Thursday, June 9, 2011

Cocktail Wednesdays: The Brandy Buck

The Brandy Buck

You may have noticed that we've been doing a series of tall iced drinks for the last few weeks, and there is good reason for it. Summer has finally arrived here in Michigan, and we've needed some cooling off. We've also been avoiding using the air conditioner. In fact, we haven't turned it on at all, despite the mercury's climb the yesterday up to 97ºF. Today is a beautiful 79ºF, thanks to last night's thunderstorm, and predictions for the rest of the week and into next show highs continuing in the 70's. At any rate, I'm sure you can all understand our desire for a nice cold drink, and I expect the theme of cooling it down for the summertime to continue.

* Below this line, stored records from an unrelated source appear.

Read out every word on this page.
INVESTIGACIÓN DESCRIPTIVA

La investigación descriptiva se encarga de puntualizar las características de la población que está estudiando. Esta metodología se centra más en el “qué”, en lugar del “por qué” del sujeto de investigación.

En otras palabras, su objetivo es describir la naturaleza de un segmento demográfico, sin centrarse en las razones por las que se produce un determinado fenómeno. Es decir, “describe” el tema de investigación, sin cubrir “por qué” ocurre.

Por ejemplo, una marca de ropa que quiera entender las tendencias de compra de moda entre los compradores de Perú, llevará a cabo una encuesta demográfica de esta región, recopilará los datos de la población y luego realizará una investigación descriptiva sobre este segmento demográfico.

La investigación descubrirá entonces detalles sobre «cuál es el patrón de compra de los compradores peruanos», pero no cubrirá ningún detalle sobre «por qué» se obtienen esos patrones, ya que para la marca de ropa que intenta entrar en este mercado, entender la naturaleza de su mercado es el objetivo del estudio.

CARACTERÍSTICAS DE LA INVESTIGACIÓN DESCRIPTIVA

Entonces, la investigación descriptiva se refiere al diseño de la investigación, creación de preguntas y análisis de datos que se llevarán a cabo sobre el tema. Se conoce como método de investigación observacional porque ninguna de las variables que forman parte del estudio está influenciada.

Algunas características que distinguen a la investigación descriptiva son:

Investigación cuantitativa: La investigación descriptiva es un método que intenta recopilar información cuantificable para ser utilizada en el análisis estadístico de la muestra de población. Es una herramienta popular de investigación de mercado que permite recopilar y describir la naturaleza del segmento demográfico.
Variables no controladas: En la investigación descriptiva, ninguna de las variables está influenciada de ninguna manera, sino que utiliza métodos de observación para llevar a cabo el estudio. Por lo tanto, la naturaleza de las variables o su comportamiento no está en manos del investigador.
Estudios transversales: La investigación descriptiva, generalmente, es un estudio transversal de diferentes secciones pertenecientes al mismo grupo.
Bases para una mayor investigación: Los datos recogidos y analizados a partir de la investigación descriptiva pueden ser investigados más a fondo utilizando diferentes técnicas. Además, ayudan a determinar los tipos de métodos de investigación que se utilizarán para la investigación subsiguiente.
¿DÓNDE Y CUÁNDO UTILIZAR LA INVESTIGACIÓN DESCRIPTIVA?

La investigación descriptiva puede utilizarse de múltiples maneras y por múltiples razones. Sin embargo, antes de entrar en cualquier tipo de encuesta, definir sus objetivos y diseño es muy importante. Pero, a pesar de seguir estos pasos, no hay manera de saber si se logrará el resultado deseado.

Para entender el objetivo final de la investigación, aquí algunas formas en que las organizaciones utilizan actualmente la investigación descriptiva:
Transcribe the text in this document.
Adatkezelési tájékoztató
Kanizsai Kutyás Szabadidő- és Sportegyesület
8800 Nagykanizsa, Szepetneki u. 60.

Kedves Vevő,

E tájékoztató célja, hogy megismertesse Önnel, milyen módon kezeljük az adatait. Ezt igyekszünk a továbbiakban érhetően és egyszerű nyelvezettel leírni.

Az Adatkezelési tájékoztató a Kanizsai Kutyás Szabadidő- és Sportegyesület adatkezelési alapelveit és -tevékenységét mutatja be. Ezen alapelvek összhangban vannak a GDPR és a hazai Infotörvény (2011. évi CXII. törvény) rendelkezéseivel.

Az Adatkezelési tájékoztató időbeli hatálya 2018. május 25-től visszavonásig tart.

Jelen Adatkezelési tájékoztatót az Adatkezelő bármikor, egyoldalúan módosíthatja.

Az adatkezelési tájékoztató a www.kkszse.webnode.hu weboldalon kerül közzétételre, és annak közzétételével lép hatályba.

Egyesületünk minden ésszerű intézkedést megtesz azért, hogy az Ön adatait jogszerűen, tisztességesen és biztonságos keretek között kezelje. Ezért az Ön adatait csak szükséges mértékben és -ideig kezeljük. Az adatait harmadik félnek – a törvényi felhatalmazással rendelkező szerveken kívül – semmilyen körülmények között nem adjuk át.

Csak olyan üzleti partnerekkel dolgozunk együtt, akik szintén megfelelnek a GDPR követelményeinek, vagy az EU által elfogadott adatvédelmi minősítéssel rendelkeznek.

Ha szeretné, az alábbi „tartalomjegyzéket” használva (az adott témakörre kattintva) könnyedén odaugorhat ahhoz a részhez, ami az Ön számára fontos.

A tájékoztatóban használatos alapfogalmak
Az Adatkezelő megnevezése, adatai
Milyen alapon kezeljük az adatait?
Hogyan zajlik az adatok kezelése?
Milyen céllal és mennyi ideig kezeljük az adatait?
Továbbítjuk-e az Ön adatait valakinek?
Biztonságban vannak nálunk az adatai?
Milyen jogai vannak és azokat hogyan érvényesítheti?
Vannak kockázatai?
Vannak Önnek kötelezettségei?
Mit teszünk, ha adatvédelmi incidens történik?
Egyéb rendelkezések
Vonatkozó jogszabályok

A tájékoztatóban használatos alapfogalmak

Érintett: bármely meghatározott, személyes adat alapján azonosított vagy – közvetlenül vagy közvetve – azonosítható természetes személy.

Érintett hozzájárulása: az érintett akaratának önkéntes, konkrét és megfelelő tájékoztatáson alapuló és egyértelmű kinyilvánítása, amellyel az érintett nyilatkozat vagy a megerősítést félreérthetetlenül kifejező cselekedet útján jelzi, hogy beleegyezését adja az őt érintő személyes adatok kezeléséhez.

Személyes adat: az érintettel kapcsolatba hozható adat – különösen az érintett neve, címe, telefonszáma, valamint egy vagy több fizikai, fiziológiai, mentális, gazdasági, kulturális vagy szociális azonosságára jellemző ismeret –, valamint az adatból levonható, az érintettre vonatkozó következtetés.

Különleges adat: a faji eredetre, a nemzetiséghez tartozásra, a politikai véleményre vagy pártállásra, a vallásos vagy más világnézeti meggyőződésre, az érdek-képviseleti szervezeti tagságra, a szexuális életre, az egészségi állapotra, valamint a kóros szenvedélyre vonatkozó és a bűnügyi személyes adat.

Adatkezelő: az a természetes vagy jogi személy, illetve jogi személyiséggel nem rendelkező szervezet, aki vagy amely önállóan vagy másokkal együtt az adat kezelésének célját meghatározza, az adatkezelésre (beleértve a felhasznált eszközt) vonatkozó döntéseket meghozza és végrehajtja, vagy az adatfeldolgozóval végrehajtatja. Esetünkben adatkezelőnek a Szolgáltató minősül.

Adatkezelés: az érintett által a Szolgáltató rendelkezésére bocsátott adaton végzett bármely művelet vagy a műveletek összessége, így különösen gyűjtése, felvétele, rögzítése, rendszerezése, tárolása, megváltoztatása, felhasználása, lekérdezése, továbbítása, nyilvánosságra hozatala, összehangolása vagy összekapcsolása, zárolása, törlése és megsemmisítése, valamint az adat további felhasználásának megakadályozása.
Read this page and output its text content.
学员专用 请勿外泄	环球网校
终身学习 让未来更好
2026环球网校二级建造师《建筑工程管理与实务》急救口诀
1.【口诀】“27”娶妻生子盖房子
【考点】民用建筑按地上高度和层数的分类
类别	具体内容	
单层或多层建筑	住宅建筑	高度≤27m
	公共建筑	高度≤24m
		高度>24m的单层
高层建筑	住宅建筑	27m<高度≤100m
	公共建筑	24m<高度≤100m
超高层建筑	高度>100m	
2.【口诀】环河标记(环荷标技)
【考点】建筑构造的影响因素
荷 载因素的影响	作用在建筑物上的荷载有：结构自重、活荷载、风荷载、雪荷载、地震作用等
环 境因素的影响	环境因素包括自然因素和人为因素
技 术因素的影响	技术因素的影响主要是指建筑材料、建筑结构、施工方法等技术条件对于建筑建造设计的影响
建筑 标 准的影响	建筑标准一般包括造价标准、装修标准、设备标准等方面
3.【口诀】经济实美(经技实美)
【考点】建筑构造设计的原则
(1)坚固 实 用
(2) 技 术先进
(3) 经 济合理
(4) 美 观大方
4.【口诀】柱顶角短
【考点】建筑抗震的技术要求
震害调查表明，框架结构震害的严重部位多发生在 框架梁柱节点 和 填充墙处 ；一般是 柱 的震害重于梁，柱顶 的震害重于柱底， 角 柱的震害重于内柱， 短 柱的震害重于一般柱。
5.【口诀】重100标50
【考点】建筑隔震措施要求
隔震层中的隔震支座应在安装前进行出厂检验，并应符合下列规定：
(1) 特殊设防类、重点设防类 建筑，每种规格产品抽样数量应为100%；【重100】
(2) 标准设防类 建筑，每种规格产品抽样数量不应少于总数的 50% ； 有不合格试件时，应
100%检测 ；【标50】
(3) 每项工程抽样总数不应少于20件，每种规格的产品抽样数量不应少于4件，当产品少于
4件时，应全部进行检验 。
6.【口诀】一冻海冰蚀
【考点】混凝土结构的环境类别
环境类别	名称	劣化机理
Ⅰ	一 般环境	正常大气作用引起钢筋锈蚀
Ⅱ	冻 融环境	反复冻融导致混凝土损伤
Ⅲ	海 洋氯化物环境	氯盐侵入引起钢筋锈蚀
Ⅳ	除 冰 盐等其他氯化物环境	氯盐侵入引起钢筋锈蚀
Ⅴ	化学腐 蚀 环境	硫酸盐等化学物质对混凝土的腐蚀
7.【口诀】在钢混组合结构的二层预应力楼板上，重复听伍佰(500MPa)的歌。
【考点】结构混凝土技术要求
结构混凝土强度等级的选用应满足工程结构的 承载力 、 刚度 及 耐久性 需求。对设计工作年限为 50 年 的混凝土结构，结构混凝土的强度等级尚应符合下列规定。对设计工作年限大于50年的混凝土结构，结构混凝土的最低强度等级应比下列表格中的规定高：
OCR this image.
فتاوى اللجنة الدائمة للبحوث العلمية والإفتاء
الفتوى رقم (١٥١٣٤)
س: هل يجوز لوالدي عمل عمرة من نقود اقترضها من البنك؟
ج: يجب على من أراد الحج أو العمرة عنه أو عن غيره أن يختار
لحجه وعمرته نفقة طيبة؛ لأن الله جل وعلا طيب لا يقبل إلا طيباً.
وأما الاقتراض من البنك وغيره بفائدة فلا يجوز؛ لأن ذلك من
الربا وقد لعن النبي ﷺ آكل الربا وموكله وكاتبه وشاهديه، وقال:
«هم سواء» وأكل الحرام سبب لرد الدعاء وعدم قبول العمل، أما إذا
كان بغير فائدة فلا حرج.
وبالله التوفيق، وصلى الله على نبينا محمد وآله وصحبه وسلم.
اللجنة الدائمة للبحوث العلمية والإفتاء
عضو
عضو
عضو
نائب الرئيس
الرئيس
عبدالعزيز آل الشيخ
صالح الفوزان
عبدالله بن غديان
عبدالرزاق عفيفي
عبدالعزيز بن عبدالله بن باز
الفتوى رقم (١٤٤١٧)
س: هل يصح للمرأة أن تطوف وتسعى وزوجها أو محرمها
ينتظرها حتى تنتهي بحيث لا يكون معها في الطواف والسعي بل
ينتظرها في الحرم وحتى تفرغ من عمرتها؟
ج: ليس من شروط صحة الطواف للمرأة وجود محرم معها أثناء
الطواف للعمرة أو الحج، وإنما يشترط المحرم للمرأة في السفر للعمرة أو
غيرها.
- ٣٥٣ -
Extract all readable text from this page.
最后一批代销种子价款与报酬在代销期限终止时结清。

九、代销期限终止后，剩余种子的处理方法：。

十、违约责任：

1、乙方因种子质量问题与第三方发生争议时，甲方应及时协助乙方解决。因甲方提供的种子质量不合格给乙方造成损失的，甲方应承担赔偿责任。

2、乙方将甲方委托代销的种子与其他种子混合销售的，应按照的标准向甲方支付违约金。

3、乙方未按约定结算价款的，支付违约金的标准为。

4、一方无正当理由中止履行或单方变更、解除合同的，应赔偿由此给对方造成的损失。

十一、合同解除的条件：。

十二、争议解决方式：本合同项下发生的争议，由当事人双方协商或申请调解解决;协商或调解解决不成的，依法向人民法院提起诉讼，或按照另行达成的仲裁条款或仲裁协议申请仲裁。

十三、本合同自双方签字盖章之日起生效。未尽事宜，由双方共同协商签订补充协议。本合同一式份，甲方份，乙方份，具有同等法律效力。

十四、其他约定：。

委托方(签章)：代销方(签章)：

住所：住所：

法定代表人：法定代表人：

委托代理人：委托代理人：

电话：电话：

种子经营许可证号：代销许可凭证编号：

This week, we turned The Buck, which has a history going back to the mid-to-late 1800's, and is really an entire family of drinks involving spirits and ginger ale or ginger beer. Ginger flavored drinks go back further than that, of course, but the drinks involving ginger ale or ginger beer came to the forefront at the same time as the rise of ginger ale as the first bottled soda, beginning with Detroit's own Vernor's. Of course, we had to try bucks with Vernors, though I now find that the popularity of the buck during prohibition may also be what led to the rise of "dry" ginger ale! Vernors is much closer to ginger beer than other ginger ales, and it's even aged in barrels. Vernors has more ginger bite, and it's apparently considered a "golden" ginger ale.

We debated between trying the Gin Buck, which was most popular during Prohibition, and the Brandy Buck, though several spirits were in the running. See here for more history on The Buck. I don't know if it was fondness for a certain Meriadoc or a particular affinity for brandy last night, but Scott selected the Brandy Buck, and I'm glad he did. I can hardly imagine that the gin version could be so nice.

The Brandy Buck:

1.5 – 2 oz Brandy
Juice and Shell of half a Lemon
4 – 6 oz Ginger Ale

Squeeze lemon or lime juice into a collins glass
Add the juiced shell of the fruit
Add a couple of lumps of ice, then the spirit
Top with ginger ale

The verdict: The Brandy Buck is essentially a richer, more well rounder version of the ginger ale. The flavors of the Vernors, brandy and lemon were all discernable, but they blended together nicely and really complimented each other, elevating the whole thing to another level. It was rich, and cool, and refreshing. Just lovely.